Posterior Derivation

  • Evaluating the integral gives \[ \begin{aligned} p(\mu | y) & \propto \frac{\Gamma(n/2)}{\left( n (\bar{y} - \mu)^2 + (n-1)s^2 \right)^{n/2}} \\ & \propto \left( 1 + (\bar{y} - \mu)^2 / (n-1)(s^2/n) \right)^{-((n-1)+1)/2}. \end{aligned} \]
  • As a function of \(\mu\) this is the kernel of a univariate Student density.
  • Standardizing the Student random variable, that is, subtracting the location and dividing by the dispersion, we obtain a standard \(t(n−1)\) distribution, i.e. \[ \frac{\mu - \bar{y}}{\sqrt{s^2/n}} | y \sim t(n-1). \]

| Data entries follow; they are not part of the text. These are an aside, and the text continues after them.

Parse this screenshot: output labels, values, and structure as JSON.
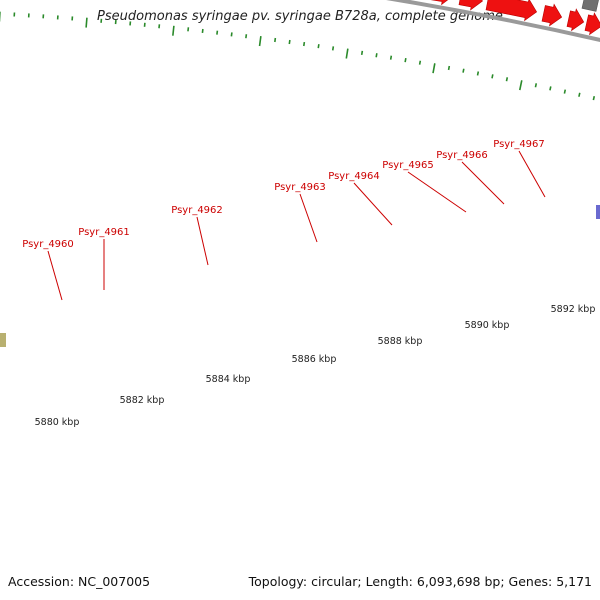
{
  "title": "Pseudomonas syringae pv. syringae B728a, complete genome",
  "footer": {
    "accession": "Accession: NC_007005",
    "stats": "Topology: circular; Length: 6,093,698 bp; Genes: 5,171"
  },
  "colors": {
    "forward_gene": "#ee1111",
    "reverse_gene": "#707070",
    "backbone": "#9a9a9a",
    "tick": "#2a8a2a",
    "label": "#cc0000"
  },
  "scale_labels": [
    "5880 kbp",
    "5882 kbp",
    "5884 kbp",
    "5886 kbp",
    "5888 kbp",
    "5890 kbp",
    "5892 kbp"
  ],
  "gene_labels": [
    "Psyr_4960",
    "Psyr_4961",
    "Psyr_4962",
    "Psyr_4963",
    "Psyr_4964",
    "Psyr_4965",
    "Psyr_4966",
    "Psyr_4967"
  ]
}
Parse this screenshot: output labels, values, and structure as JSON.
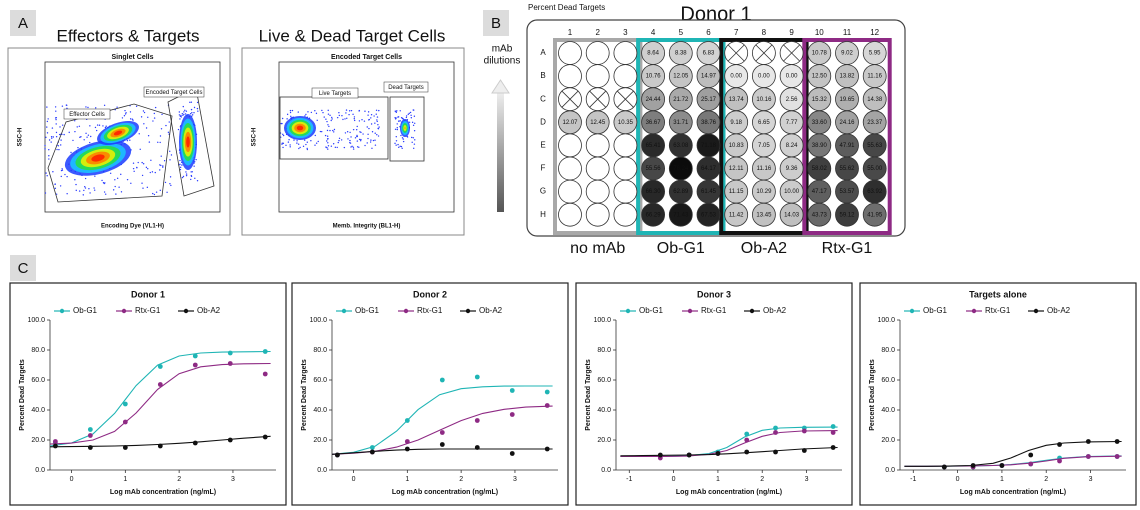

EXERCISE 5.22. Derive the posterior distribution for the conjugate prior by using the complete the square formula and adapting the arguments illustrated for the SIR prior.

  1. Derive the conditional density \(p(\mu| \tau, y)\).
  2. Use (1) to obtain the marginal densities \(p(\mu|y)\) and \(p(\tau|y)\)
  3. Derive the predictive density for a future observation based on this model.